Can we alter the Internal/External DNS lookup?
I realized I wasnt getting local Reverse DNS responses in SGUIL as i had set DNS-DOMAIN to "domain.com" instead of "xxx.domain.com". So I can now resolve local IP's with the local DNS server.
Doug Burks
> I have been looking at the /etc/nsm/securityonion/sguild.conf but there are no settings for DNS? They are in the /etc/sguil/sguil.conf file.
configured in /etc/sguil/sguil.conf.
> Can we alter the Internal/External DNS lookup?

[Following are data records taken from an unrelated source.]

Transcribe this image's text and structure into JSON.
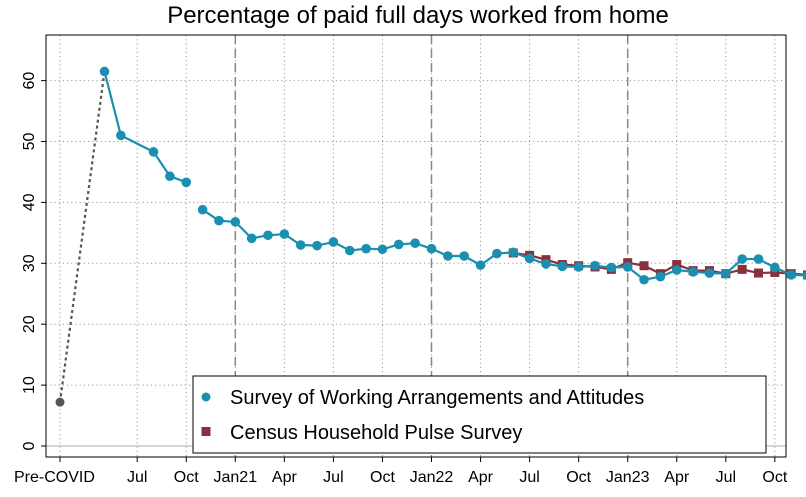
{
  "chart_data": {
    "type": "line",
    "title": "Percentage of paid full days worked from home",
    "xlabel": "",
    "ylabel": "",
    "ylim": [
      0,
      65
    ],
    "yticks": [
      0,
      10,
      20,
      30,
      40,
      50,
      60
    ],
    "grid": true,
    "legend_position": "bottom-right",
    "x_tick_labels": [
      "Pre-COVID",
      "Jul",
      "Oct",
      "Jan21",
      "Apr",
      "Jul",
      "Oct",
      "Jan22",
      "Apr",
      "Jul",
      "Oct",
      "Jan23",
      "Apr",
      "Jul",
      "Oct"
    ],
    "year_dividers": [
      "Jan21",
      "Jan22",
      "Jan23"
    ],
    "pre_covid": {
      "label": "Pre-COVID",
      "value": 7.2,
      "color": "#555555"
    },
    "series": [
      {
        "name": "Survey of Working Arrangements and Attitudes",
        "color": "#1a8fb0",
        "marker": "circle",
        "segments": [
          [
            {
              "x": "2020-05-15",
              "y": 61.5
            },
            {
              "x": "2020-06-15",
              "y": 51.0
            },
            {
              "x": "2020-08-15",
              "y": 48.3
            },
            {
              "x": "2020-09-15",
              "y": 44.3
            },
            {
              "x": "2020-10-15",
              "y": 43.3
            }
          ],
          [
            {
              "x": "2020-11-15",
              "y": 38.8
            },
            {
              "x": "2020-12-15",
              "y": 37.0
            },
            {
              "x": "2021-01-15",
              "y": 36.8
            },
            {
              "x": "2021-02-15",
              "y": 34.1
            },
            {
              "x": "2021-03-15",
              "y": 34.6
            },
            {
              "x": "2021-04-15",
              "y": 34.8
            },
            {
              "x": "2021-05-15",
              "y": 33.0
            },
            {
              "x": "2021-06-15",
              "y": 32.9
            },
            {
              "x": "2021-07-15",
              "y": 33.5
            },
            {
              "x": "2021-08-15",
              "y": 32.1
            },
            {
              "x": "2021-09-15",
              "y": 32.4
            },
            {
              "x": "2021-10-15",
              "y": 32.3
            },
            {
              "x": "2021-11-15",
              "y": 33.1
            },
            {
              "x": "2021-12-15",
              "y": 33.3
            },
            {
              "x": "2022-01-15",
              "y": 32.4
            },
            {
              "x": "2022-02-15",
              "y": 31.2
            },
            {
              "x": "2022-03-15",
              "y": 31.2
            },
            {
              "x": "2022-04-15",
              "y": 29.7
            },
            {
              "x": "2022-05-15",
              "y": 31.6
            },
            {
              "x": "2022-06-15",
              "y": 31.8
            },
            {
              "x": "2022-07-15",
              "y": 30.8
            },
            {
              "x": "2022-08-15",
              "y": 29.9
            },
            {
              "x": "2022-09-15",
              "y": 29.5
            },
            {
              "x": "2022-10-15",
              "y": 29.4
            },
            {
              "x": "2022-11-15",
              "y": 29.6
            },
            {
              "x": "2022-12-15",
              "y": 29.3
            },
            {
              "x": "2023-01-15",
              "y": 29.4
            },
            {
              "x": "2023-02-15",
              "y": 27.3
            },
            {
              "x": "2023-03-15",
              "y": 27.8
            },
            {
              "x": "2023-04-15",
              "y": 28.9
            },
            {
              "x": "2023-05-15",
              "y": 28.6
            },
            {
              "x": "2023-06-15",
              "y": 28.4
            },
            {
              "x": "2023-07-15",
              "y": 28.3
            },
            {
              "x": "2023-08-15",
              "y": 30.7
            },
            {
              "x": "2023-09-15",
              "y": 30.7
            },
            {
              "x": "2023-10-15",
              "y": 29.3
            },
            {
              "x": "2023-11-15",
              "y": 28.1
            },
            {
              "x": "2023-12-15",
              "y": 28.0
            }
          ]
        ]
      },
      {
        "name": "Census Household Pulse Survey",
        "color": "#8b2f3c",
        "marker": "square",
        "segments": [
          [
            {
              "x": "2022-06-15",
              "y": 31.7
            },
            {
              "x": "2022-07-15",
              "y": 31.3
            },
            {
              "x": "2022-08-15",
              "y": 30.6
            },
            {
              "x": "2022-09-15",
              "y": 29.8
            },
            {
              "x": "2022-10-15",
              "y": 29.6
            },
            {
              "x": "2022-11-15",
              "y": 29.4
            },
            {
              "x": "2022-12-15",
              "y": 29.0
            },
            {
              "x": "2023-01-15",
              "y": 30.1
            },
            {
              "x": "2023-02-15",
              "y": 29.6
            },
            {
              "x": "2023-03-15",
              "y": 28.3
            },
            {
              "x": "2023-04-15",
              "y": 29.8
            },
            {
              "x": "2023-05-15",
              "y": 28.8
            },
            {
              "x": "2023-06-15",
              "y": 28.8
            },
            {
              "x": "2023-07-15",
              "y": 28.3
            },
            {
              "x": "2023-08-15",
              "y": 29.0
            },
            {
              "x": "2023-09-15",
              "y": 28.4
            },
            {
              "x": "2023-10-15",
              "y": 28.5
            },
            {
              "x": "2023-11-15",
              "y": 28.3
            },
            {
              "x": "2023-12-15",
              "y": 28.1
            }
          ]
        ]
      }
    ]
  }
}
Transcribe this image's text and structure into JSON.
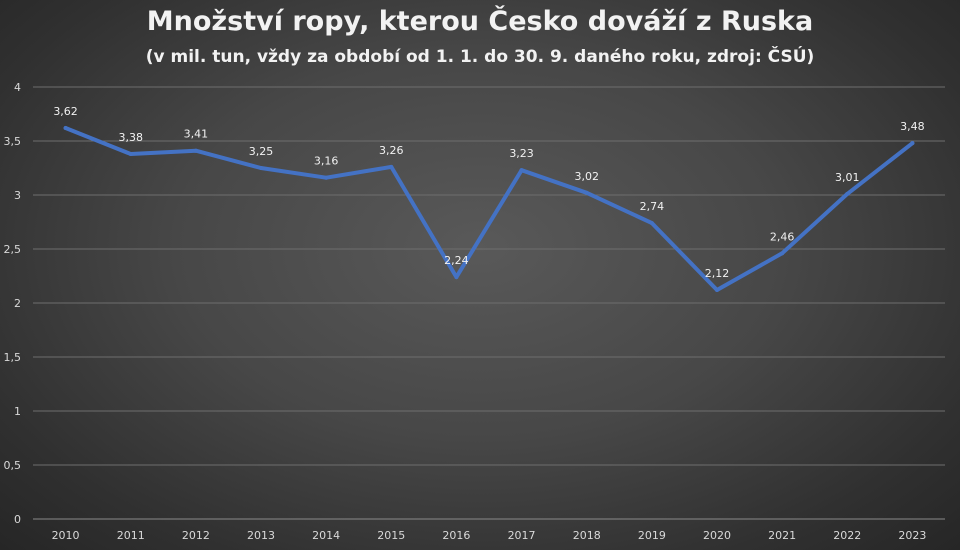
{
  "chart_data": {
    "type": "line",
    "title": "Množství ropy, kterou Česko dováží z Ruska",
    "subtitle": "(v mil. tun, vždy za období od 1. 1. do 30. 9. daného roku, zdroj: ČSÚ)",
    "xlabel": "",
    "ylabel": "",
    "categories": [
      "2010",
      "2011",
      "2012",
      "2013",
      "2014",
      "2015",
      "2016",
      "2017",
      "2018",
      "2019",
      "2020",
      "2021",
      "2022",
      "2023"
    ],
    "series": [
      {
        "values": [
          3.62,
          3.38,
          3.41,
          3.25,
          3.16,
          3.26,
          2.24,
          3.23,
          3.02,
          2.74,
          2.12,
          2.46,
          3.01,
          3.48
        ],
        "labels": [
          "3,62",
          "3,38",
          "3,41",
          "3,25",
          "3,16",
          "3,26",
          "2,24",
          "3,23",
          "3,02",
          "2,74",
          "2,12",
          "2,46",
          "3,01",
          "3,48"
        ],
        "color": "#4472c4"
      }
    ],
    "ylim": [
      0,
      4
    ],
    "yticks": [
      0,
      0.5,
      1,
      1.5,
      2,
      2.5,
      3,
      3.5,
      4
    ],
    "ytick_labels": [
      "0",
      "0,5",
      "1",
      "1,5",
      "2",
      "2,5",
      "3",
      "3,5",
      "4"
    ],
    "grid": true,
    "legend": "none"
  }
}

that any changes you make may be overwritten by our package updates
unless you submit your patches upstream.
> I realized I wasnt getting local Reverse DNS responses in SGUIL as i had set DNS-DOMAIN to "domain.com" instead of "xxx.domain.com". So I can now resolve local IP's with the local DNS server.
Doug Burks
BBCan177
> That's correct, DNS lookups are performed by the Sguil client as
> configured in /etc/sguil/sguil.conf.
My thought here was to try to create a script to Lookup DNS requests (local or Remote) and add to the response from a local alias file and possibly a Geoip lookup. Merge the data into a single string and input that into SGUIL "IP Resolution" "SRC NAME:" and/or "DST NAME:"
Is that sound?
I tried to edit the sguil.conf file setting
set WHOIS_PATH /etc/sguil/sguil-whois.sh
But SGuil errors out with a permissions issue.
BBCan177
1)edited /etc/sguil/sguil.conf
set WHOIS_PATH /home/so-user/sguil-whois
2)create /home/so-user/sguil-whois
#!/bin/sh
#
# Simple script to proxy all whois requests through whois.geektools.com
# to help keep the bad guys from figuring out that we're onto them when
# Sguil looks up a record (http://blog.vorant.com/2007/09/ive-written-before-on-disguising-your.html)
#
# Added IP Alias Lookup and GEOIP Lookup
Lookup=$*
grep $Lookup /home/so-user/sguil-alias
echo
curl ipinfo.io/$Lookup
echo
/usr/bin/whois -h whois.geektools.com $*
3)chmod 775 sguil-whois
4)create /home/so-user/sguil-alias
x.x.x.x is Someone I know
y.y.y.y is Someone else I know
etc ...
5) From SGUIL you can goto "IP RESOLUTION" to see the returned responses.
6) Occasionally I received a "Error: can't read "state(reply)": no such element..." I searched the SO Group and found some solutions but haven't tried those yet.